Десять жизней Мариам - Уильямс Шейла. Страница 3
Моя мать, третья жена отца, принесла в семью свой веселый нрав, смекалку, сильный дух (и тело ему под стать), а также значительное приданое. Сердцем отца она завладела благодаря красоте и уму, а закон и традиции их соединили. Она была травницей, с детства училась врачевать, принимать роды и читать будущее и прошлое. В деревне ее считали ведуньей, а кое-кто называл похуже. Но мать это не тревожило. «Ты многого добьешься, моя Маленькая Птичка, – твердила она, – если не станешь слушать, что о тебе говорят другие».
Впервые забеременев, мама разрешилась двойней: девочка и мальчик. Это было серьезным предзнаменованием. Первой вышла девочка, крупная и буйная, она заорала во всю глотку, едва появившись, брыкалась и извивалась в руках повитухи, громогласно требуя еды. А мать, измученная тяжелыми родами, не могла приложить дочь к груди, пока не выйдет второй ребенок. Дым от тлеющих трав и благовоний наполнял родильную хижину дурманящим туманом, – мать заранее выбрала и смешала нужные снадобья, используя себе во благо собственное ремесло. Дым обострял внимание роженицы, а густой пряный аромат помогал пересилить страх и правильно дышать.

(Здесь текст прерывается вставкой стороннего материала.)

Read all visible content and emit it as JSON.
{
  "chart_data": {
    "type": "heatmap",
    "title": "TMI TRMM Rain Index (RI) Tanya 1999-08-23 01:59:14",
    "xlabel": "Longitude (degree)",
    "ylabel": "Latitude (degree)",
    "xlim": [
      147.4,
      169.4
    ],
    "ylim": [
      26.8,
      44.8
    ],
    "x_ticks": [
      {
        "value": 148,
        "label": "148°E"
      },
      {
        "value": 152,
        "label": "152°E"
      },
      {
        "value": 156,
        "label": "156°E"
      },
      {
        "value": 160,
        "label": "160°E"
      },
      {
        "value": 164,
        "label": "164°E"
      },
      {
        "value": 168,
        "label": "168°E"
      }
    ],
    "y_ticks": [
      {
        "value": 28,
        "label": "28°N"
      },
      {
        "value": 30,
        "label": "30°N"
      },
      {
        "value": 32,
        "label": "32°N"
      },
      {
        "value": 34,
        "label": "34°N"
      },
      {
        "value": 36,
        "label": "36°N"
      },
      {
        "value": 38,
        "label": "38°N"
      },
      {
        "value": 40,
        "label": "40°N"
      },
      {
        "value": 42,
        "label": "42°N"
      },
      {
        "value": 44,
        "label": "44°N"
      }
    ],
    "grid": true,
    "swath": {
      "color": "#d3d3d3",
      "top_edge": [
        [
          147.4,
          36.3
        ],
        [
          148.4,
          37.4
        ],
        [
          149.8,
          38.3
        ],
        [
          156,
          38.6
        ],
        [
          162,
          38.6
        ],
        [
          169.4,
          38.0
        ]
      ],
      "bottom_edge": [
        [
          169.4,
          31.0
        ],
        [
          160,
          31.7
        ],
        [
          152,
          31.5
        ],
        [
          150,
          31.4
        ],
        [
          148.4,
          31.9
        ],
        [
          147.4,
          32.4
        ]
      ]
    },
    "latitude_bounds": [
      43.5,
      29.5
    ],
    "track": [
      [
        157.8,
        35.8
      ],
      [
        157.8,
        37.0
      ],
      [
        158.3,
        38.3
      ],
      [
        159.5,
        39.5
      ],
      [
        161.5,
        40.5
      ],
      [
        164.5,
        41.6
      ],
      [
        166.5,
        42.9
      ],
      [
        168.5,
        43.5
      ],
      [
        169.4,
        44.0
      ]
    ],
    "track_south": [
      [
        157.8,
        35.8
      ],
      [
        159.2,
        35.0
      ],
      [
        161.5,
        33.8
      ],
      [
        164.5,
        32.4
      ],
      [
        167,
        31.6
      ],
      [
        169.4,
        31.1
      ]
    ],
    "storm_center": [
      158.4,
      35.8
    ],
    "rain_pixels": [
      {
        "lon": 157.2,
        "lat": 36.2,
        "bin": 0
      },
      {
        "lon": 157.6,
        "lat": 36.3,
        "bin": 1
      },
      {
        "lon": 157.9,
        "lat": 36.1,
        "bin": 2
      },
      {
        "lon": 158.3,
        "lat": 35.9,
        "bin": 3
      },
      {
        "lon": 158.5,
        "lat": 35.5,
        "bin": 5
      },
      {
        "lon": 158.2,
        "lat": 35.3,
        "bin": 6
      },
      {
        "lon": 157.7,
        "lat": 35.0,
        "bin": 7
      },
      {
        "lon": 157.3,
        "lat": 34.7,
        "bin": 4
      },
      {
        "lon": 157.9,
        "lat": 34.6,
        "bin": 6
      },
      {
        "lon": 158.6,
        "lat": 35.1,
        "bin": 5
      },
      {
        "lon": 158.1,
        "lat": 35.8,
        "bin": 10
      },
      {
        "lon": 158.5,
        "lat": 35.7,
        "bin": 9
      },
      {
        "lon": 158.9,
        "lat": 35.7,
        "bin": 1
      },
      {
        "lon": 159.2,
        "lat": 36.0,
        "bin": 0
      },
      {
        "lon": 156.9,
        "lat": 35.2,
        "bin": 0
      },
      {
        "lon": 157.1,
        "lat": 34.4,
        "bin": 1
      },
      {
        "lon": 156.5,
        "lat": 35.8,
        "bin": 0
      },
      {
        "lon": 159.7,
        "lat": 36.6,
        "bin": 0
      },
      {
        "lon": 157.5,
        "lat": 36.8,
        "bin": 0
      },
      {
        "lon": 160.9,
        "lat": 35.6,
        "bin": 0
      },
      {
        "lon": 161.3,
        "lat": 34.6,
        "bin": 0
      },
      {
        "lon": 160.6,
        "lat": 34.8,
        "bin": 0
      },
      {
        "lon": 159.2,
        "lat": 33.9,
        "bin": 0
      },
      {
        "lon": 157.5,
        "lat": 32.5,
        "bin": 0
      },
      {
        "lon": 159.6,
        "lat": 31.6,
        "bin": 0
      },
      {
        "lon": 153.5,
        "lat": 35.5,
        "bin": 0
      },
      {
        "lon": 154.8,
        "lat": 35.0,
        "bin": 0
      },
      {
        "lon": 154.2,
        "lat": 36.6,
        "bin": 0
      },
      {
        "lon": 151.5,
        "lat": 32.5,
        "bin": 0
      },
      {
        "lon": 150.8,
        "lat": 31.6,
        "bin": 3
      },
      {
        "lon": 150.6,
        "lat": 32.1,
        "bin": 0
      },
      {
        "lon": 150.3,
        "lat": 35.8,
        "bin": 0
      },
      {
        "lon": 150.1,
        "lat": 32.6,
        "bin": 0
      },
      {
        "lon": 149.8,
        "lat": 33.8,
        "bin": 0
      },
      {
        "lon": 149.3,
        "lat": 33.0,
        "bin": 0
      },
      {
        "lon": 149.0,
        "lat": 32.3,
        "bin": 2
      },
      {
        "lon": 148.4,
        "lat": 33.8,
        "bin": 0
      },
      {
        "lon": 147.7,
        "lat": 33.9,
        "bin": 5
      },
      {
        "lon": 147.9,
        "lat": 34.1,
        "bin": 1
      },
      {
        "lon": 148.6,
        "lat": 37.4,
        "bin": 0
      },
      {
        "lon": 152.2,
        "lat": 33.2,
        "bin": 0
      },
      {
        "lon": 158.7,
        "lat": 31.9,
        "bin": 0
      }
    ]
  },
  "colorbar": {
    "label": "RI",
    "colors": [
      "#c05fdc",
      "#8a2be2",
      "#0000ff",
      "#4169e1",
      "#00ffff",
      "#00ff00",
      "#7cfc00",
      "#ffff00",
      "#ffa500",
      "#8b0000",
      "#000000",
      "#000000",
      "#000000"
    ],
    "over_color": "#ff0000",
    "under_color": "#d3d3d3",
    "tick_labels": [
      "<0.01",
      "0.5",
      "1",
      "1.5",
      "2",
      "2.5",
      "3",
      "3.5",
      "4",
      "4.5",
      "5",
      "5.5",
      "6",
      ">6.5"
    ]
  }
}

Мать сидела на горе одеял, раскинув ноги, запрокинув голову и закрыв глаза. Когда она напрягалась, силясь вытолкнуть ребенка, с ее тела капал пот и кожа цвета красного дерева натягивалась на огромном животе. В зубах она сжимала гладкую деревяшку, а руками держалась за толстые пеньковые веревки, чтобы не соскользнуть. Служанка обтирала ей лоб, пока повитуха проверяла раскрывающийся цветок родовых путей – он пульсировал, то расширяясь, то сжимаясь.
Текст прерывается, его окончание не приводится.